With proliferation of digital platforms and the booming smart phone market, the ‘apps era’ has exploded, bringing in a digital tsunami.

The Digital India program has the potential to transform India into a digitally empowered society and knowledge economy. It envisages providing digital infrastructure as a utility to every individual, delivering governance and services on demand, and enabling digital empowerment of citizens. While the process of digitization might come across as a part of the natural cycle of evolution propelled by technology, the speed of change has been overwhelming, especially for non-millennials.

Specific to the telecom industry, this not only means a sudden surge in data consumption but also adjusting the business model to serve a data-centric market. Today, every service is available or can be accessed from smart phones through apps. As services like communication, banking, e-commerce, e-wallets, utility bill payments, etc., converge on the digital platform, it requires the support of a suitable regulatory framework for a level playing field.

The current telecom regulatory framework aptly caters to the traditional telecom networks, imposing additional cost and regulatory levies for digital services. There have surely been reforms to reflect the changes in technology and innovation but the speed of such reforms has been very slow.

Managing the Digital Tsunami

With proliferation of digital platforms and the booming smart phone market, the ‘apps era’ has exploded, bringing in a digital tsunami. Telcos are surely catching up fast and are investing to leverage the 4G ecosystem. Eventually, it is the quality and speed of executing innovative ideas that would matter for winning this race. But the new business environment also warrants a collaborative approach among various stakeholders to unleash the power of digitization. 

Next year, the National Telecom Policy (NTP) 2017 will be unveiled. It is the right opportunity to incorporate elements of digital regulations in the policy. Here are some areas that can help fast track the transition:

Re-structure licensing agreements. The unified license agreement that governs telecom operators is a 170-page manual. The agreement is a remnant of the license raj regime. Though it is very comprehensive, it needs a relook to meet the requirements of new-age businesses. The vision of Digital India requires a crisp and precise framework that removes confusion and brings in efficiency.

Take a global approach. Digital world transcends boundaries – political and geographical. Hence, we need to take a global approach while formulating digital regulations. There are areas where policy flexibility is required. However, mission-critical areas such as privacy, rights of the citizens, and security of the nation should be non-negotiable. There should be enough scope in the regulations to allow hosting of network elements across geographies while taking advantage of economy of scale. There should be freedom to get consumer insights using data analytics to serve the markets of the future.
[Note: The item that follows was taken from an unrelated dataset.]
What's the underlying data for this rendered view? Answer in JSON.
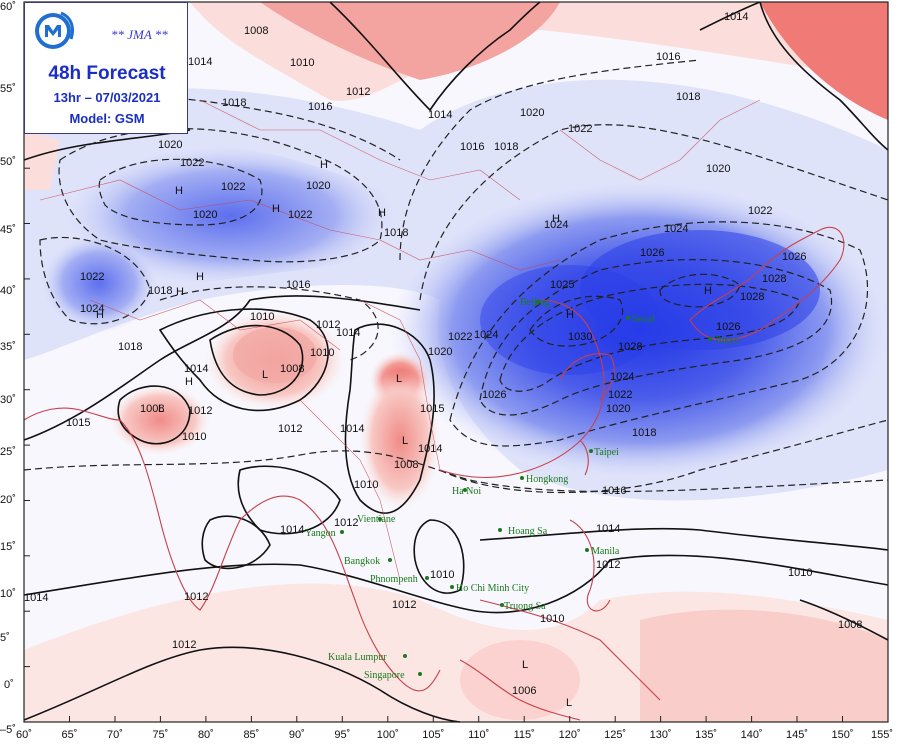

Same service, same rule. The current sets of digital regulations were formulated for vertical functions but today with convergence of services, horizontal ecosystems are emerging fast and there is no unified set of regulations to govern such new ecosystems. There is a need to rewrite these rules based on services and functionality. These should be applicable equally to all players operating in the digital domain. This will also ensure a level playing field for all.

One-step approval. Lot of progress has already been made in terms of going paperless – biometric SIM activation, e-verification, and online approval of licensing agreements to name a few. However, the digital journey has just begun. The department of telecommunications, as the enabler of Digital India, is actively engaging with the industry to make the regulations simple and easy to understand and implement. The government should now focus on providing the right digital policy framework and tools to accelerate the process of digitization. One of the key tasks will be pro-active collaboration with the finance ministry, RBI, and TRAI to drive the common digital agenda with common minimum levies on all players in the digital ecosystem.

We are at the cusp of transitioning into a new world of digital opportunities that can transform consumer lives. A little encouragement and support from policy makers and regulators can help ‘massify’ Digital India and achieve the desired result of inclusive growth by creating a conducive and competitive environment.